Donald Trump’s meeting with Chinese President Xi Jinping is looking like it is beginning to pay some solid dividends.
On Thursday, Trump ordered an attack against the Syrian airfield that originated a chemical weapons attack on a civilian target in Syria. The result was about 20% of Syria’s operational aircraft destroyed and an airfield made useless for air operations.
By launching a carefully calibrated attack, Trump’s national security team sent a strong message that the use of chemical weapons will not be tolerated while resisting the push of the left to embroil us in that war. The warning that allowed Russian troops to evacuate before the attack was not shared with Moscow via diplomatic channel but it did prevent a needless escalation of tensions with Russia.
The attack took place while Trump was meeting with Xi and dovetailed neatly into the main item on Trump’s agenda: North Korea.

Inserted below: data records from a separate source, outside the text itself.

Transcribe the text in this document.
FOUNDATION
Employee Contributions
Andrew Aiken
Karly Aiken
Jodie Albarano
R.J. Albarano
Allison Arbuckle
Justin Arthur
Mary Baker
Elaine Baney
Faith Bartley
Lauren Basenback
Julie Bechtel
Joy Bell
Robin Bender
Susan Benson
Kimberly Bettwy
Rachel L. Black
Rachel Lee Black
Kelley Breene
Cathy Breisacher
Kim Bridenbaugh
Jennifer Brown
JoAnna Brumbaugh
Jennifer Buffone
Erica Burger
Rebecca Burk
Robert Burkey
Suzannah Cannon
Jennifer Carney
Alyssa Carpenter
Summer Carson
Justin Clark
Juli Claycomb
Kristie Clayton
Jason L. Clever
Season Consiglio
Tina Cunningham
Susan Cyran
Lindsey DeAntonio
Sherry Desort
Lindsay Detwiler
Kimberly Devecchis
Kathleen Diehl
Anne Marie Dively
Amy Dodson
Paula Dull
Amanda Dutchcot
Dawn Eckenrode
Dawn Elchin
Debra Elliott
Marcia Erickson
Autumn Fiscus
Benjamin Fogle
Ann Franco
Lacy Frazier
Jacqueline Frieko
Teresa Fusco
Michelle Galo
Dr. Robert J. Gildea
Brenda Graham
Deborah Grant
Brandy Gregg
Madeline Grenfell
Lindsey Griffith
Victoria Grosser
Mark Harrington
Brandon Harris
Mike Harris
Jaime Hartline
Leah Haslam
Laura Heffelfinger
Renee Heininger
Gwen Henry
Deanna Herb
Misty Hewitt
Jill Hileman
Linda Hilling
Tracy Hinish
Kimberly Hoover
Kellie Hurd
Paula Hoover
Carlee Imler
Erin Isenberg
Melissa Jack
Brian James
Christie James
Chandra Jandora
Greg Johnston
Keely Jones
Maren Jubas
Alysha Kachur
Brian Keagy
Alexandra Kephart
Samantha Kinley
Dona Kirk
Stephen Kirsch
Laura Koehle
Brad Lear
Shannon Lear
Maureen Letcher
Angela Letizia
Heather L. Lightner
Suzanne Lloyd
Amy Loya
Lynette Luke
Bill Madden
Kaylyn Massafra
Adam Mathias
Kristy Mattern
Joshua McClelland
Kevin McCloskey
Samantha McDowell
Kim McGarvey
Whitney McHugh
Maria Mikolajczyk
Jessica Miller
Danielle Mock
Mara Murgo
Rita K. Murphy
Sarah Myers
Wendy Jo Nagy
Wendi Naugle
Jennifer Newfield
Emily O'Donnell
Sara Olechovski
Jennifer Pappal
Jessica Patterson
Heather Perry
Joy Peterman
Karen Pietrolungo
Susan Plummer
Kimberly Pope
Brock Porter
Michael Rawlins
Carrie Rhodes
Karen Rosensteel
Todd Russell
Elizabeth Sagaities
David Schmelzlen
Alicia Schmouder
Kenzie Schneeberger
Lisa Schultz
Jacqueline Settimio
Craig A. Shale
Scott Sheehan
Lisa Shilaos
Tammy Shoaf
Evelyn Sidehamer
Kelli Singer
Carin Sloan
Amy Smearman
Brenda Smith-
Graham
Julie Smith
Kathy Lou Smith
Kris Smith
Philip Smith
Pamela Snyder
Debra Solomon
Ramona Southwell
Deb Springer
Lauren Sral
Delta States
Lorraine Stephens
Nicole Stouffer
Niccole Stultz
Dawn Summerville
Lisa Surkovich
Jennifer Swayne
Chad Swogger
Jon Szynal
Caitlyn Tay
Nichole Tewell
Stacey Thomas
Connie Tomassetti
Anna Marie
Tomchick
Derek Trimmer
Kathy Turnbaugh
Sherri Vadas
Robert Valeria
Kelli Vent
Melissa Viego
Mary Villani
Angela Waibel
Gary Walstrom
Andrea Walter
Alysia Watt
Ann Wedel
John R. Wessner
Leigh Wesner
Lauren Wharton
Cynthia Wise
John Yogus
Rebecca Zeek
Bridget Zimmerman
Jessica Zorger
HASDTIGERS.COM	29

Historically, China has been an unwilling partner in the isolation of North Korea. It wants a friendly state on its border and it doesn’t want chaos. But the DPRK’s actions had raised eyebrows in Beijing as well as Washington. North Korea killed a North Korean exile who was under Chinese protection. They have fired ballistic missiles into the ocean, in the general direction of Japan… when they haven’t blown up on the launchpad. The Trump administration, for its part, seems to have decided that denuclearizing the Korean peninsula is a high priority. You’ll recall that Tillerson’s first major diplomatic mission was to Japan, the ROK and China with the goal of gaining agreement that North Korea needed to be brought to heel.
Shortly after the attack on Syria, on April 7, China ordered all North Korean coal in Chinese ports to be returned to North Korea.
Last Saturday, even as talks were underway with Xi, the Carl Vinson Carrier Strike Group was diverted from a scheduled series of port calls in Australia to Korean waters.
Today the Chinese abstained from voting against a resolution, vetoed by Russia, that demanded Syrian cooperation with a UN investigation of the chemical attack last week. In the past, China has voted to protect Syria from sanctions.
To top it off the Chinese government issued a warning to the North Koreans that basically says it will not defend the DPRK against a US invasion so long as “The US must not push its forces to the Yalu River.”
https://twitter.com/omriceren/status/852310556010741760
Note that the warning says in case of war China will seal its border with the DPRK and two days ago China deployed 150,000 troops to the North Korean border.
There were quid pro quos for this deal. Trump says in a Wall Street Journal interview that one concession to China was agreeing not to charge it with currency manipulation. We don’t know what other trade concessions went China’s way.
Despite the near Arctic atmosphere of Tillerson’s trip to Moscow, Putin changed his mind and met with Tillerson for two hours and the joint statement acknowledged the importance of a nuclear-free Korean peninsula. Another benefit of the measured strike in Syria over engaging in a broad attack which could have jeopardized Putin’s ally.
All in all, it looks like Trump’s NSC has forged a solid consensus between State and Defense on how to proceed. Tillerson’s Asia trip seems to have bucked up some skittish allies. China seems willing to stand aside and let North Korea take its lumps if it doesn’t cooperate with bringing its nuclear weapons under international supervision.
What we do know is that if we do end up at war with North Korea, the North Koreans will not have an ally in China. This, by itself, gives a better chance of peacefully resolving the problem with the DPRK than we have had since 1953.